All about Azure

Migrating MSA to AAD “fun” (rant)

I am starting to go through the Microsoft push to move from Microsoft Accounts (MSA, a.k.a. live.com accounts) to Azure Active Directory (AAD), their cloud-based enterprise solution to user and group management.

With a heavy investment in Azure, Visual Studio Team Services (VSTS), Visual Studio Subscriptions (formerly MSDN subscriptions), etc., this has been challenging.  We have run into issues with moving Azure subscriptions to AAD (previously managed via MSA).  We have run into PowerShell for Azure scripting issues.  We have run into automation issues between VSTS and Azure. VSTS has strange requirements with the primary email address on MSA must be the VS subscription email address (change the primary email address on your MSA and you won’t see your VS subscription, unless it is the free one).

Add to the fact that my MSA used to have a custom domain.  They offered it, promoted it, and then are taking it away although “grandfathering” those that had it.  But this has been problematic in that I couldn’t renew it and their support kept trying to push me over to the business side (Office 365) when it is part of Outlook Premium.  I finally gave up and moved my custom domain to Office 365 to make it more straight forward.  But I shouldn’t have had to do that, now having two separate accounts where before I had one.

I know we will get through this.  In the long run, it will probably be for the best.  In addition to my navigating from MSA to AAD, I also access multiple AADs, so that fun should be interesting when the time comes.

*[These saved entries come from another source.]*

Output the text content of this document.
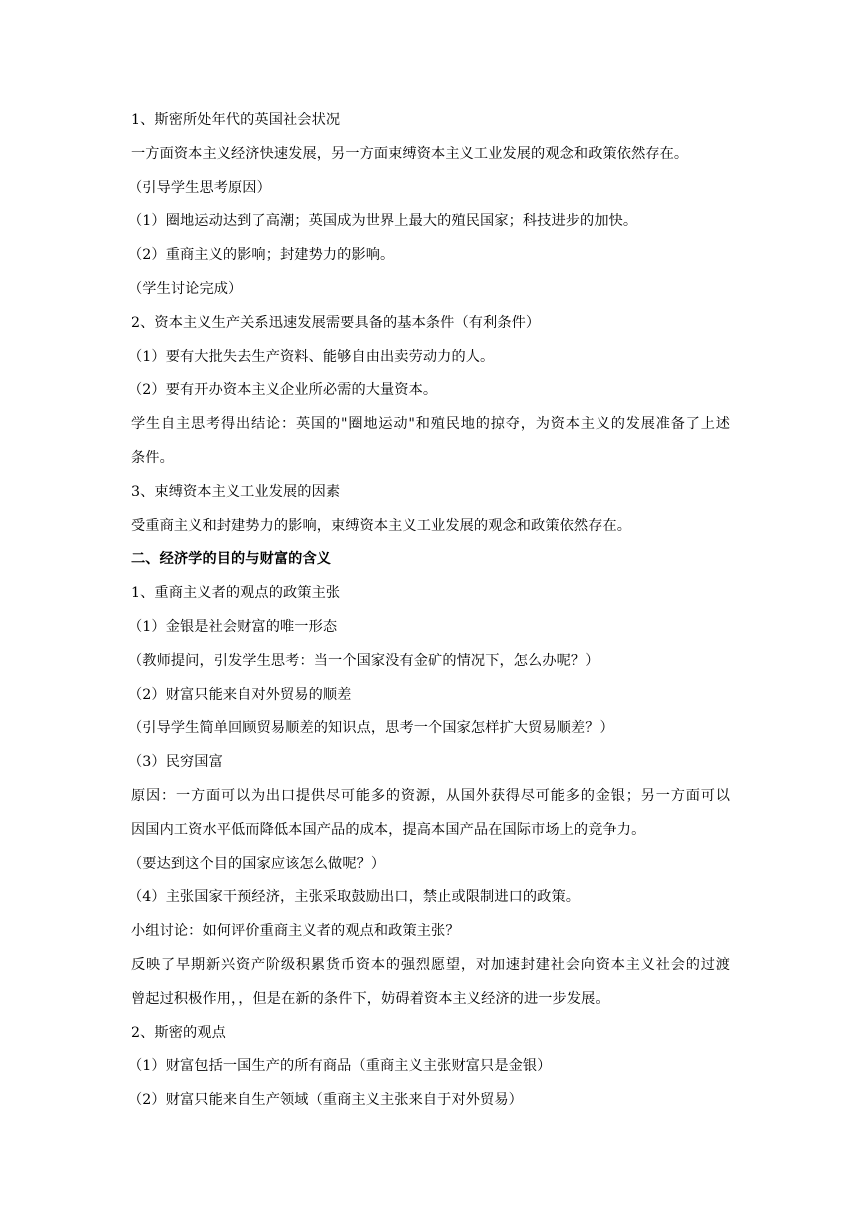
1、斯密所处年代的英国社会状况
一方面资本主义经济快速发展，另一方面束缚资本主义工业发展的观念和政策依然存在。
（引导学生思考原因）
（1）圈地运动达到了高潮；英国成为世界上最大的殖民国家；科技进步的加快。
（2）重商主义的影响；封建势力的影响。
（学生讨论完成）
2、资本主义生产关系迅速发展需要具备的基本条件（有利条件）
（1）要有大批失去生产资料、能够自由出卖劳动力的人。
（2）要有开办资本主义企业所必需的大量资本。
学生自主思考得出结论：英国的"圈地运动"和殖民地的掠夺，为资本主义的发展准备了上述
条件。
3、束缚资本主义工业发展的因素
受重商主义和封建势力的影响，束缚资本主义工业发展的观念和政策依然存在。
二、经济学的目的与财富的含义
1、重商主义者的观点的政策主张
（1）金银是社会财富的唯一形态
（教师提问，引发学生思考：当一个国家没有金矿的情况下，怎么办呢？）
（2）财富只能来自对外贸易的顺差
（引导学生简单回顾贸易顺差的知识点，思考一个国家怎样扩大贸易顺差？）
（3）民穷国富
原因：一方面可以为出口提供尽可能多的资源，从国外获得尽可能多的金银；另一方面可以
因国内工资水平低而降低本国产品的成本，提高本国产品在国际市场上的竞争力。
（要达到这个目的国家应该怎么做呢？）
（4）主张国家干预经济，主张采取鼓励出口，禁止或限制进口的政策。
小组讨论：如何评价重商主义者的观点和政策主张？
反映了早期新兴资产阶级积累货币资本的强烈愿望，对加速封建社会向资本主义社会的过渡
曾起过积极作用，，但是在新的条件下，妨碍着资本主义经济的进一步发展。
2、斯密的观点
（1）财富包括一国生产的所有商品（重商主义主张财富只是金银）
（2）财富只能来自生产领域（重商主义主张来自于对外贸易）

Microsoft should have continued to embrace custom domains with Outlook Premium (via MSA).  Microsoft should have done a much better job of supporting both MSA and AAD integration, giving us migration tools to map MSA accounts to AAD (with the MSA accounts approval of course) so resource access wasn’t lost or confusing (instead of having to work with Microsoft directly, where they have made mistakes because of the complex array of services over the decades via MSA).

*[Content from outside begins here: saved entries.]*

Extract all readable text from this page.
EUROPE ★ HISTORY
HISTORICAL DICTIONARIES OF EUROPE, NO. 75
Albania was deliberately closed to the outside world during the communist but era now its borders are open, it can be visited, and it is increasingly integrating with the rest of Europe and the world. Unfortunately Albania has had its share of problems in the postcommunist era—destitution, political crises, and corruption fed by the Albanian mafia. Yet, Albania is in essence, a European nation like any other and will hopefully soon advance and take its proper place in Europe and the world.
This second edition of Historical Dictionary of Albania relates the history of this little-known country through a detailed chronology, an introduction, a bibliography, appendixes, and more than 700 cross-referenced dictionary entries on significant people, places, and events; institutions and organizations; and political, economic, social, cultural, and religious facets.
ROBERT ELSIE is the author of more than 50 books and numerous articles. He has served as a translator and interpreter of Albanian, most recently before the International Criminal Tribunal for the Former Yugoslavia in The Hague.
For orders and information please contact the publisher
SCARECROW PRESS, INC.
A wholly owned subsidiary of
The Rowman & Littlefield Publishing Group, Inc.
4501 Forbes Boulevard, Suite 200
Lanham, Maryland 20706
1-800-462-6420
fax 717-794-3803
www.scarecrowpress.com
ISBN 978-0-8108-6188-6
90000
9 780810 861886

I did look at an alternative to O365 and Outlook Premium once I knew I was in trouble with their policy changes that were well supported.  Unfortunately, there wasn’t much that could provide the Exchange Active Sync (EAS) capabilities along with Webmail and Outlook support (with all the features of Calendar, Inbox, Folders, Contacts, etc.).

Joining Azure Active Directory (1703+)

The process of joining an Azure Active Directory (AAD), starting with Windows 10 build 1703, has changed.

Why Azure AD Domain Join?

There are a number of benefits of joining AAD so you are able to use your Azure AD / Office 365 login:

  1. Centralized login credentials, especially nice with multiple devices
  2. Eliminate Office 365 and Azure-based login prompts when accessing word-based resources (e.g. Single Sign-On or SSO).
  3. Enterprise-based roaming of user settings across joined devices without the need for a Microsoft Account (e.g. account.microsoft.com).
  4. Access to Windows Store for Business using the AAD account.
  5. Doesn’t require a Windows Domain Controller (Windows Active Directory, or WAD) for smaller businesses.

If you are an enterprise (or even a smaller business with local authentication services on Windows AD, you can connect AAD to WAD and automatically link devices via Group Policy to AAD.

This requires allowing devices to join the Azure Active Directory. This is done via the Azure AD Portal. Navigate to Azure Active Directory and Devices, and finally Device settings.

Notice that the setting Users may sync settings and app data across devices is missing. This is because Intune and AAD Premium are not being used.

Without this setting being enabled, on Windows 10, the following will be displayed (Sync is not available for your account. Contact your system administrator to resolve this.) to end users with respect to Syncing your settings (which is available when a Microsoft Account is used).

Azure AD Domain Join

Windows 10 devices can join AAD for centralized authentication and limited management (unless you have an Intune Subscription).

Click on Start and then Settings. Click on Accounts.

Click on Access work or school. Click on Connect.

Click on Join this device to Azure Active Directory link:

Ignore the fact that the title states Microsoft account, which could be confused with a Microsoft Account. This is the right place for using AAD logins.

Enter in your AAD login (email address) and click Next button:

Enter in the password for the account and click Sign in button (noting that your screen will look slightly different, depending on the branding done on the AAD side of things):

Confirm you are joining the right organization and click Join button:

If all goes well, you will receive a confirmation message and can click Done.

You are now connected to the domain AAD (so the account is technically AzureAD\youremail@domain.com using the previous examples).

It is recommended you restart your computer and login with the new login by clicking Other user on the login screen and entering the email address of your AAD login.